Au premier trimestre 2026, les startups africaines ont levé 711 millions de dollars à travers plus de 80 opérations. Ce chiffre de TechCabal Insights confirme que le capital n’a pas déserté le continent : il s’y réalloue.
Deux pays se détachent nettement en montants : l’Égypte et l’Afrique du Sud. L’Égypte arrive en tête, portée par une base d’investisseurs plus structurée, des deals souvent mieux documentés et une dynamique où la dette, les instruments hybrides et le financement adossé à des actifs prennent davantage de place. L’Afrique du Sud suit, avec un écosystème historiquement plus mature, une densité d’acteurs financiers plus élevée et une capacité à produire des entreprises perçues comme plus « bancables » à l’échelle régionale.
Le trimestre reflète aussi une phase de transition : après les années d’euphorie, l’écosystème traverse une période de rationalisation. Plusieurs startups ont réduit leurs effectifs, d’autres ont changé de modèle économique, et certaines ont quitté le marché, incapables d’absorber la hausse des exigences de conformité, de rentabilité et de gouvernance. Autrement dit, 711 M$ ne signifient pas un retour à l’insouciance, mais une sélection plus stricte et un rythme de consolidation plus visible.
Des investisseurs plus exigeants, des tours plus structurés
Le détail des financements est révélateur : le capital a circulé via un mélange d’equity, de dette et de subventions. Cette diversification n’est pas anecdotique. Elle traduit l’idée que, pour de nombreuses startups africaines, la prochaine étape ne sera pas forcément un « méga tour » en capital-risque, mais un empilement d’instruments : dette de croissance, financements de stocks, lignes de crédit, partenariats avec des institutions de développement, ou encore financements sectoriels orientés infrastructure.
Pour les fondateurs, cela impose une discipline nouvelle : prouver la qualité des revenus, la résilience des marges et la capacité à gérer des covenants, pas seulement une courbe d’acquisition.
Côté secteurs, la fintech reste un pilier, mais elle n’est plus l’unique centre de gravité.
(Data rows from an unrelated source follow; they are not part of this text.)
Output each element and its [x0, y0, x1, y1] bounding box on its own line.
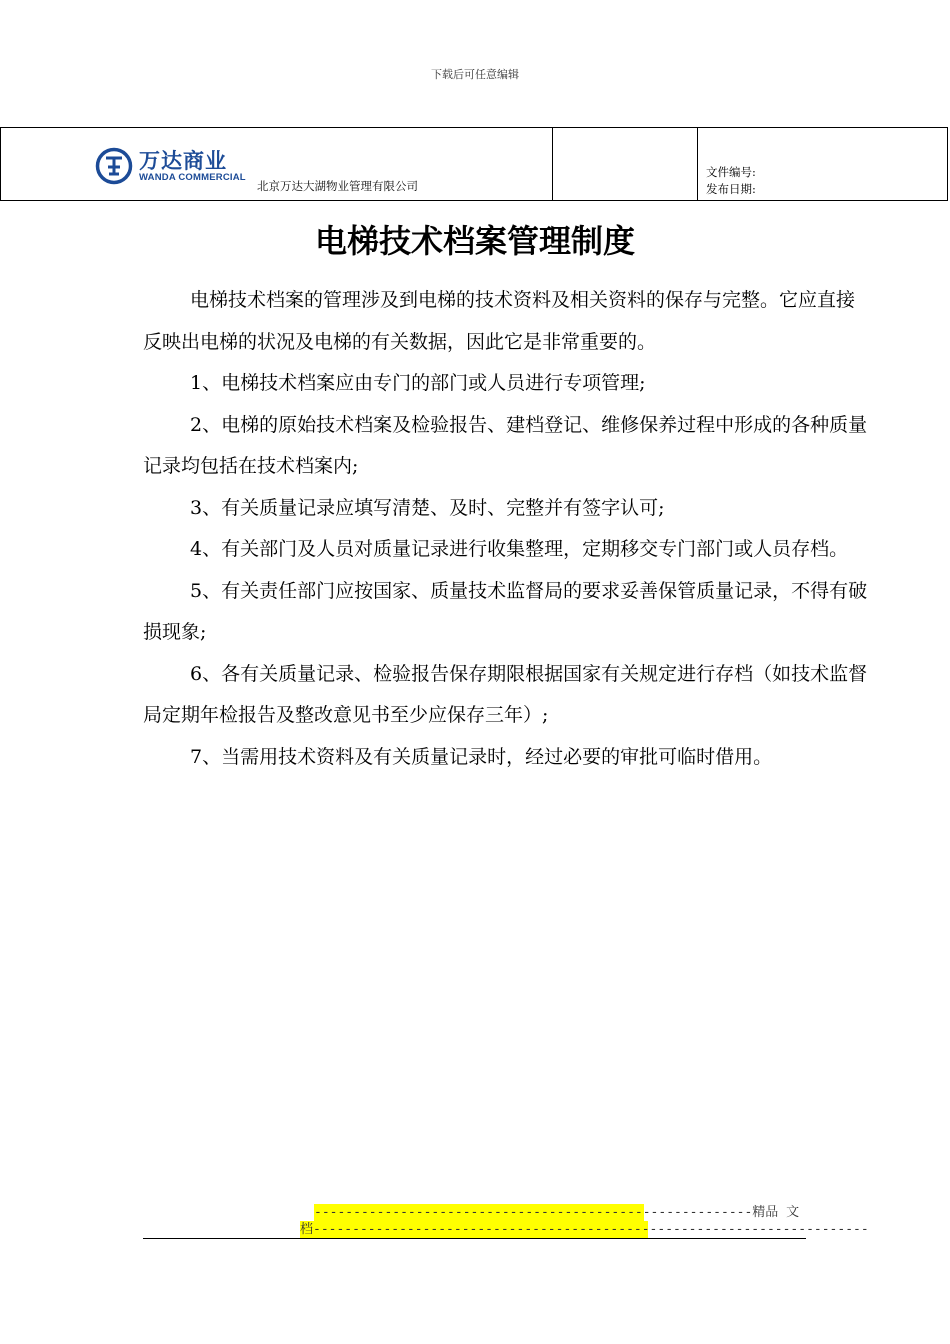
paragraph-item-5: 5、有关责任部门应按国家、质量技术监督局的要求妥善保管质量记录，不得有破损现象; [143, 579, 868, 643]
footer-watermark [300, 1204, 869, 1238]
header-empty-cell [552, 128, 698, 200]
doc-number-label: 文件编号: [706, 165, 756, 179]
logo-english-text: WANDA COMMERCIAL [139, 172, 246, 183]
page-title: 电梯技术档案管理制度 [314, 222, 635, 260]
paragraph-item-1: 1、电梯技术档案应由专门的部门或人员进行专项管理; [190, 372, 646, 394]
document-header-table [0, 127, 948, 201]
paragraph-item-7: 7、当需用技术资料及有关质量记录时，经过必要的审批可临时借用。 [190, 745, 773, 768]
paragraph-item-6: 6、各有关质量记录、检验报告保存期限根据国家有关规定进行存档（如技术监督局定期年检报告及整改意见书至少应保存三年）; [143, 662, 868, 726]
logo-chinese-text: 万达商业 [139, 149, 227, 173]
company-name: 北京万达大湖物业管理有限公司 [257, 179, 418, 193]
header-meta-cell [697, 128, 947, 200]
paragraph-item-4: 4、有关部门及人员对质量记录进行收集整理，定期移交专门部门或人员存档。 [190, 538, 849, 560]
paragraph-item-2: 2、电梯的原始技术档案及检验报告、建档登记、维修保养过程中形成的各种质量记录均包括在技术档案内; [143, 413, 868, 477]
publish-date-label: 发布日期: [706, 182, 756, 196]
header-logo-cell [1, 128, 553, 200]
document-body [143, 280, 873, 778]
footer-divider [143, 1238, 806, 1239]
wanda-logo [95, 145, 255, 187]
top-note: 下载后可任意编辑 [431, 68, 519, 81]
footer-line-2: 档----------------------------------------------------------------------- [300, 1222, 869, 1237]
footer-line-1: --------------------------------------------------------精品 文 [314, 1205, 800, 1220]
paragraph-item-3: 3、有关质量记录应填写清楚、及时、完整并有签字认可; [190, 496, 665, 519]
wanda-logo-icon [95, 147, 133, 185]
paragraph-intro: 电梯技术档案的管理涉及到电梯的技术资料及相关资料的保存与完整。它应直接反映出电梯的状况及电梯的有关数据，因此它是非常重要的。 [143, 289, 856, 353]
Les investisseurs montrent davantage d’appétit pour des verticales connectées à l’économie « réelle » : énergie, logistique, mobilité, industrie, et solutions B2B capables de réduire des coûts structurels. Cette évolution est cohérente avec un contexte macroéconomique où le coût du capital a augmenté, rendant les modèles fondés sur la subvention de la croissance moins attrayants. Les startups qui résistent le mieux sont souvent celles qui vendent à des entreprises, optimisent des chaînes d’approvisionnement ou s’insèrent dans des besoins incompressibles, comme l’accès à l’énergie.
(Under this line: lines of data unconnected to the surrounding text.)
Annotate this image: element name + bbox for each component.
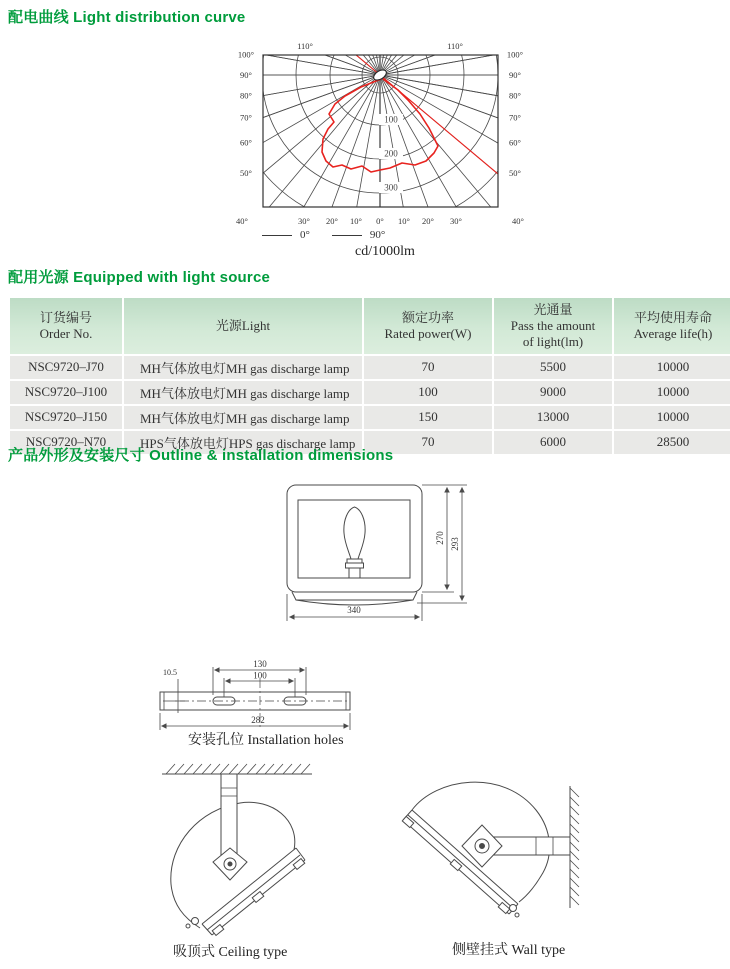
- svg-text:70°: 70°: [509, 112, 521, 123]
- table-header-row: [10, 298, 730, 354]
- ceiling-type-caption: 吸顶式 Ceiling type: [173, 945, 288, 960]
- svg-text:50°: 50°: [240, 168, 252, 179]
- adjust-knob: [192, 918, 199, 925]
- cell-power: 70: [364, 431, 492, 454]
- col-average-life: 平均使用寿命 Average life(h): [614, 298, 730, 354]
- svg-text:40°: 40°: [236, 216, 248, 226]
- cell-light: HPS气体放电灯HPS gas discharge lamp: [124, 431, 362, 454]
- svg-text:40°: 40°: [512, 216, 524, 226]
- col-luminous-flux: 光通量 Pass the amount of light(lm): [494, 298, 612, 354]
- svg-text:200: 200: [384, 148, 398, 159]
- mount-pole: [221, 774, 237, 856]
- cell-life: 10000: [614, 356, 730, 379]
- light-source-table: [8, 296, 730, 456]
- svg-text:90°: 90°: [509, 70, 521, 80]
- mount-arm: [493, 837, 570, 855]
- legend-label: 0°: [300, 229, 310, 241]
- legend-line-icon: [332, 235, 362, 236]
- cell-light: MH气体放电灯MH gas discharge lamp: [124, 356, 362, 379]
- svg-text:70°: 70°: [240, 112, 252, 123]
- cell-order-no: NSC9720–J70: [10, 356, 122, 379]
- cell-flux: 13000: [494, 406, 612, 429]
- svg-text:30°: 30°: [298, 216, 310, 226]
- cell-order-no: NSC9720–J100: [10, 381, 122, 404]
- legend-item-90deg: [332, 229, 385, 241]
- wall-mount-drawing: [398, 758, 608, 938]
- col-order-no: 订货编号 Order No.: [10, 298, 122, 354]
- svg-text:20°: 20°: [326, 216, 338, 226]
- dim-130: 130: [253, 659, 267, 669]
- cell-power: 70: [364, 356, 492, 379]
- section-title-outline: 产品外形及安装尺寸 Outline & installation dimensions: [8, 447, 394, 464]
- dim-293: 293: [450, 537, 460, 551]
- wall-type-caption: 侧壁挂式 Wall type: [452, 943, 566, 958]
- svg-text:60°: 60°: [240, 137, 252, 148]
- dim-270: 270: [435, 531, 445, 545]
- svg-text:100: 100: [384, 114, 398, 125]
- table-row: [10, 381, 730, 404]
- cell-power: 100: [364, 381, 492, 404]
- floodlight-body: [287, 485, 422, 592]
- cell-order-no: NSC9720–N70: [10, 431, 122, 454]
- table-row: [10, 406, 730, 429]
- chart-legend: [262, 229, 385, 241]
- svg-text:20°: 20°: [422, 216, 434, 226]
- col-light: 光源Light: [124, 298, 362, 354]
- dim-282: 282: [251, 715, 265, 725]
- cell-flux: 6000: [494, 431, 612, 454]
- svg-text:30°: 30°: [450, 216, 462, 226]
- lamp-bulb: [344, 507, 365, 559]
- visor: [292, 592, 417, 600]
- cell-light: MH气体放电灯MH gas discharge lamp: [124, 406, 362, 429]
- section-title-source: 配用光源 Equipped with light source: [8, 269, 271, 286]
- cell-order-no: NSC9720–J150: [10, 406, 122, 429]
- svg-text:80°: 80°: [509, 90, 521, 101]
- svg-text:100°: 100°: [506, 49, 524, 60]
- lamp-face: [403, 810, 518, 914]
- cell-life: 10000: [614, 406, 730, 429]
- svg-text:110°: 110°: [447, 41, 463, 51]
- svg-text:10°: 10°: [350, 216, 362, 226]
- cell-flux: 5500: [494, 356, 612, 379]
- section-title-distribution: 配电曲线 Light distribution curve: [8, 9, 246, 26]
- svg-text:50°: 50°: [509, 168, 521, 179]
- legend-line-icon: [262, 235, 292, 236]
- legend-label: 90°: [369, 229, 386, 241]
- svg-text:10°: 10°: [398, 216, 410, 226]
- cell-life: 28500: [614, 431, 730, 454]
- cell-life: 10000: [614, 381, 730, 404]
- cell-light: MH气体放电灯MH gas discharge lamp: [124, 381, 362, 404]
- dim-100: 100: [253, 670, 267, 681]
- svg-text:90°: 90°: [240, 70, 252, 80]
- legend-item-0deg: [262, 229, 310, 241]
- svg-text:100°: 100°: [237, 49, 255, 60]
- svg-text:80°: 80°: [240, 90, 252, 101]
- table-row: [10, 356, 730, 379]
- cell-power: 150: [364, 406, 492, 429]
- svg-text:60°: 60°: [509, 137, 521, 148]
- installation-holes-caption: 安装孔位 Installation holes: [188, 733, 344, 748]
- dim-10-5: 10.5: [163, 668, 177, 677]
- svg-text:300: 300: [384, 182, 398, 193]
- light-distribution-chart: [230, 40, 530, 238]
- floodlight-glass: [298, 500, 410, 578]
- svg-text:0°: 0°: [376, 216, 384, 226]
- dim-340: 340: [347, 605, 361, 615]
- col-rated-power: 额定功率 Rated power(W): [364, 298, 492, 354]
- ceiling-mount-drawing: [148, 758, 363, 938]
- outline-drawing: [270, 470, 500, 630]
- chart-unit-label: cd/1000lm: [355, 244, 415, 259]
- cell-flux: 9000: [494, 381, 612, 404]
- adjust-knob: [510, 905, 517, 912]
- svg-text:110°: 110°: [297, 41, 313, 51]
Enfin, l’autre signal clé est la montée des opérations de consolidation : acquisitions ciblées, reprises d’actifs, et rapprochements motivés par la recherche d’échelle ou de licences réglementaires. Dans un marché plus strict, la croissance externe peut devenir plus rationnelle qu’une expansion organique coûteuse.
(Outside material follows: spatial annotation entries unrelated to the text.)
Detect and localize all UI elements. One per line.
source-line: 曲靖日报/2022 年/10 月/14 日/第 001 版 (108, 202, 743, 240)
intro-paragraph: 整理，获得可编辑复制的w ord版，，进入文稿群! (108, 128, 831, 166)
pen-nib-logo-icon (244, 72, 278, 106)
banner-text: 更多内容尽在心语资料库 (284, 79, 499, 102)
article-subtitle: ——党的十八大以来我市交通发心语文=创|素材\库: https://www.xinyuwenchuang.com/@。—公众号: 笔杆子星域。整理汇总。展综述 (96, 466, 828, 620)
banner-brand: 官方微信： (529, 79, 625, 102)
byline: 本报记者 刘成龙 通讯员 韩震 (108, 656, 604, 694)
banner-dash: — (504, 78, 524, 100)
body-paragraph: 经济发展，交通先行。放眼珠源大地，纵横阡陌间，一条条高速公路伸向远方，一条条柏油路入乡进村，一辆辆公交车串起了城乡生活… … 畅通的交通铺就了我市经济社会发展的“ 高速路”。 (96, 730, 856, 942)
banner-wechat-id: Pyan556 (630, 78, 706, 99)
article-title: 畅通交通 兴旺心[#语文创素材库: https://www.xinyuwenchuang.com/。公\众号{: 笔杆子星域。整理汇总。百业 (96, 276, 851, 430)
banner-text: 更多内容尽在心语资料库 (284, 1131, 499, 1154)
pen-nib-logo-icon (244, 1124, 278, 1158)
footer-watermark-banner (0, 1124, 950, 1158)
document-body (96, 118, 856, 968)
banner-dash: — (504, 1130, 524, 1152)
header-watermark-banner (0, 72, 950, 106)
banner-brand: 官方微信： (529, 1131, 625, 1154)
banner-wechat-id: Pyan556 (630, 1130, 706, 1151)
Au total, les 711 M$ du premier trimestre 2026 illustrent un rebond sélectif : l’argent revient, mais il se concentre, se structure et se conditionne. Si cette trajectoire se confirme, l’écosystème africain pourrait entrer dans une phase plus mature, où la valeur se mesure moins à la taille des tours qu’à la solidité des modèles, à la qualité de l’exécution et à la capacité à construire des entreprises durables dans des environnements complexes.